El despertador no sonó esa mañana. Tampoco lo necesitaba. Me despertó una voz femenina, clara, entonada, diciendo:
"La protagonista abre los ojos, sin saber que su mundo está a punto de cambiar para siempre."
Abrí los ojos, confundida. La habitación en la que estaba no era la mía. Tenía un aire vintage, como de los años 60. Paredes empapeladas, una radio antigua sonando jazz suave, y un sol que entraba por la ventana como si estuviera coreografiado.
Me levanté despacio, esperando que fuera un sueño. Pero algo no cuadraba. Cada vez que decía o hacía algo, una música incidental se deslizaba suavemente por el aire, como si alguien estuviera editando mis pasos. Me miré en el espejo del tocador. Llevaba un peinado perfecto, maquillaje impecable y un camisón que parecía sacado de una película de época.
Y entonces lo entendí.
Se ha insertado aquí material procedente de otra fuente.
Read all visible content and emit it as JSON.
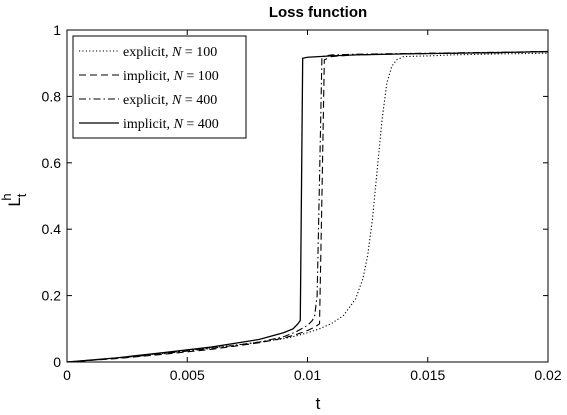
{
  "chart_data": {
    "type": "line",
    "title": "Loss function",
    "xlabel": "t",
    "ylabel_main": "L",
    "ylabel_sup": "h",
    "ylabel_sub": "t",
    "xlim": [
      0,
      0.02
    ],
    "ylim": [
      0,
      1
    ],
    "xticks": [
      0,
      0.005,
      0.01,
      0.015,
      0.02
    ],
    "xtick_labels": [
      "0",
      "0.005",
      "0.01",
      "0.015",
      "0.02"
    ],
    "yticks": [
      0,
      0.2,
      0.4,
      0.6,
      0.8,
      1
    ],
    "ytick_labels": [
      "0",
      "0.2",
      "0.4",
      "0.6",
      "0.8",
      "1"
    ],
    "grid": false,
    "legend_position": "top-left",
    "series": [
      {
        "label": "explicit, ",
        "label_n": "N",
        "label_eq": " = 100",
        "style": "dotted",
        "x": [
          0,
          0.002,
          0.004,
          0.006,
          0.008,
          0.009,
          0.0095,
          0.01,
          0.0105,
          0.011,
          0.0115,
          0.012,
          0.0123,
          0.0125,
          0.0127,
          0.0129,
          0.0131,
          0.0133,
          0.0135,
          0.0137,
          0.014,
          0.015,
          0.016,
          0.018,
          0.02
        ],
        "y": [
          0,
          0.012,
          0.026,
          0.042,
          0.06,
          0.07,
          0.078,
          0.088,
          0.1,
          0.116,
          0.14,
          0.19,
          0.25,
          0.32,
          0.43,
          0.58,
          0.73,
          0.84,
          0.89,
          0.91,
          0.92,
          0.922,
          0.925,
          0.928,
          0.93
        ]
      },
      {
        "label": "implicit, ",
        "label_n": "N",
        "label_eq": " = 100",
        "style": "dashed",
        "x": [
          0,
          0.002,
          0.004,
          0.006,
          0.008,
          0.009,
          0.0095,
          0.01,
          0.0103,
          0.0105,
          0.0106,
          0.0107,
          0.011,
          0.012,
          0.014,
          0.016,
          0.018,
          0.02
        ],
        "y": [
          0,
          0.01,
          0.023,
          0.038,
          0.058,
          0.072,
          0.082,
          0.095,
          0.105,
          0.115,
          0.5,
          0.91,
          0.92,
          0.925,
          0.928,
          0.93,
          0.932,
          0.935
        ]
      },
      {
        "label": "explicit, ",
        "label_n": "N",
        "label_eq": " = 400",
        "style": "dashdot",
        "x": [
          0,
          0.002,
          0.004,
          0.006,
          0.008,
          0.009,
          0.0095,
          0.01,
          0.0102,
          0.0103,
          0.0104,
          0.0105,
          0.0106,
          0.011,
          0.012,
          0.014,
          0.016,
          0.018,
          0.02
        ],
        "y": [
          0,
          0.011,
          0.025,
          0.041,
          0.06,
          0.076,
          0.09,
          0.11,
          0.125,
          0.14,
          0.2,
          0.55,
          0.92,
          0.925,
          0.927,
          0.929,
          0.931,
          0.933,
          0.935
        ]
      },
      {
        "label": "implicit, ",
        "label_n": "N",
        "label_eq": " = 400",
        "style": "solid",
        "x": [
          0,
          0.002,
          0.004,
          0.006,
          0.008,
          0.009,
          0.0094,
          0.0096,
          0.0097,
          0.0098,
          0.01,
          0.011,
          0.012,
          0.014,
          0.016,
          0.018,
          0.02
        ],
        "y": [
          0,
          0.012,
          0.028,
          0.045,
          0.068,
          0.088,
          0.1,
          0.115,
          0.125,
          0.915,
          0.918,
          0.922,
          0.925,
          0.928,
          0.93,
          0.932,
          0.935
        ]
      }
    ]
  }
}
No estaba soñando. Estaba dentro de una película.
Salí de la habitación, y lo primero que vi fue a un hombre con traje gris, apoyado contra el marco de la puerta, con un cigarro en la mano y sonrisa de galán de cine.
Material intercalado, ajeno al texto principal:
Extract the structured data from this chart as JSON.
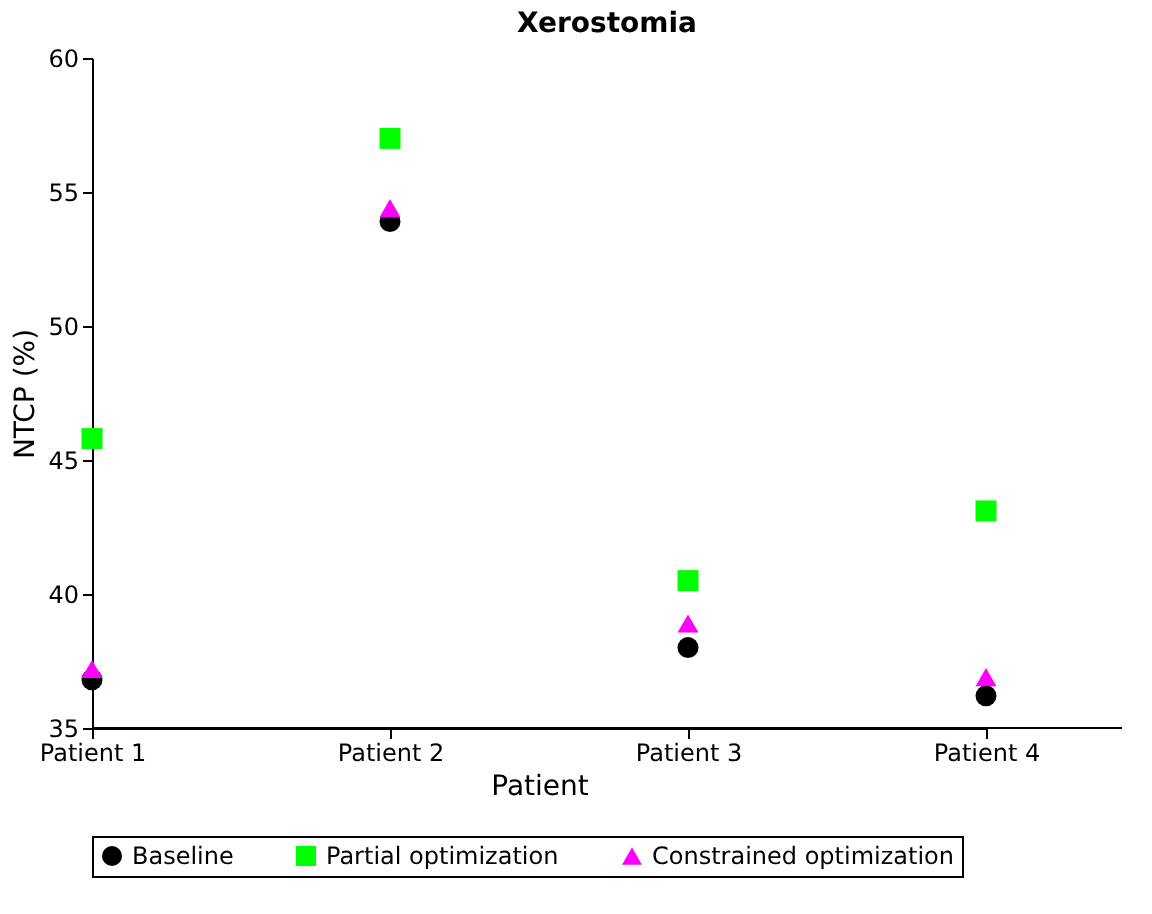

—"Buenos días, muñeca" —me dijo, con un acento que sólo los actores pueden lograr.
Lo miré con los ojos entrecerrados.
—¿Dónde estoy?
Él río.
—En el Acto I, claro. Aún no sabes nada… pero lo harás.
Y desapareció, caminando entre una neblina que apareció de la nada.
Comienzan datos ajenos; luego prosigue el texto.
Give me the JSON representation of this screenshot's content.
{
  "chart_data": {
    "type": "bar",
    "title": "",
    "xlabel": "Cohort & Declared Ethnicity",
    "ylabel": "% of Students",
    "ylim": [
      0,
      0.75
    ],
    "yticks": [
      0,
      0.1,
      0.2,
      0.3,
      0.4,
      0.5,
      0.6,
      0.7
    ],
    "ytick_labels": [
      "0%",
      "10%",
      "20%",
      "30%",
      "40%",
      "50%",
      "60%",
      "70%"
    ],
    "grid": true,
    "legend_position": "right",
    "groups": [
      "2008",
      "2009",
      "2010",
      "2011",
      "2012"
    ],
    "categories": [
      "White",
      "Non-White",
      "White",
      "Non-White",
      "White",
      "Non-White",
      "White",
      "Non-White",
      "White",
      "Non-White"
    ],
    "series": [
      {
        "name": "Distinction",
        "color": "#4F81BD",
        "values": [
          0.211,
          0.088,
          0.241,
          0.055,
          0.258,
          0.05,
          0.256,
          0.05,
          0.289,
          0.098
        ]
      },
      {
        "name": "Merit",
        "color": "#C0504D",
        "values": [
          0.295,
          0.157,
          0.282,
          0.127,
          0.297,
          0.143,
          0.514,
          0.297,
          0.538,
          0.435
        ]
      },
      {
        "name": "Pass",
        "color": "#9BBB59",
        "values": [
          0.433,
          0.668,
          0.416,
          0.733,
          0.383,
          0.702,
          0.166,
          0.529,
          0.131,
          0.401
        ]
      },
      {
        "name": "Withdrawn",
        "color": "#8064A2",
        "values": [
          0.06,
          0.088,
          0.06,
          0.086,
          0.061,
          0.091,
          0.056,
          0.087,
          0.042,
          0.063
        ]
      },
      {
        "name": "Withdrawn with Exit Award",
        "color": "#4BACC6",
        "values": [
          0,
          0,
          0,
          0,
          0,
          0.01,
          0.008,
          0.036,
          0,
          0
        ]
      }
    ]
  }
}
Intenté huir. Crucé calles que parecían escenografías. Fui a un parque donde la gente se movía en perfecta sincronía, como extras siguiendo una coreografía. Cada vez que intentaba hacer algo "fuera de guión", el cielo se oscurecía ligeramente, como si el director desaprobara mi improvisación.
Fui al cine del centro, desesperada por respuestas. Y fue ahí donde me vi a mí misma… en pantalla. Yo, caminando por esas calles, con el mismo camisón, hablando con el mismo hombre de traje. La película se estaba desarrollando frente a mí, en tiempo real.
Fue entonces cuando apareció Él. No era un galán, ni un héroe típico. Era el proyeccionista.
—Tú no perteneces aquí —me dijo, sin levantar la vista del carrete de película que giraba lentamente—. O sí… depende de lo que decidas.
—¿Qué es esto? ¿Un sueño? ¿Una trampa?
—Es una historia. Y estás en ella. Pero la pregunta no es cómo saldrás… sino si quieres salir.
Me congelé.
Porque, a pesar del miedo, sentía una extraña libertad. Nadie envejecía, nadie sufría de verdad, y todo, absolutamente todo, tenía banda sonora. Pero también sabía que no era real. Que ese mundo tenía límites escritos en guiones, finales impuestos, líneas que no podía cambiar.
—¿Y si me quedo? —pregunté.
Él sonrió.
—Entonces esta película se convierte en tu vida. Y el mundo real, en un recuerdo borroso que nadie más verá.
Esa noche, regresé a la habitación del principio. Me acosté en la cama perfectamente tendida, la música suave otra vez flotando. Cerré los ojos.
Y cuando los abrí…
Estaba en casa. O eso parecía.
Pero desde entonces, a veces escucho una voz en off cuando hago algo importante. A veces la música se intensifica cuando me cruzo con alguien especial. Y a veces, sólo a veces, me pregunto si realmente desperté… o si sólo pasé al siguiente acto.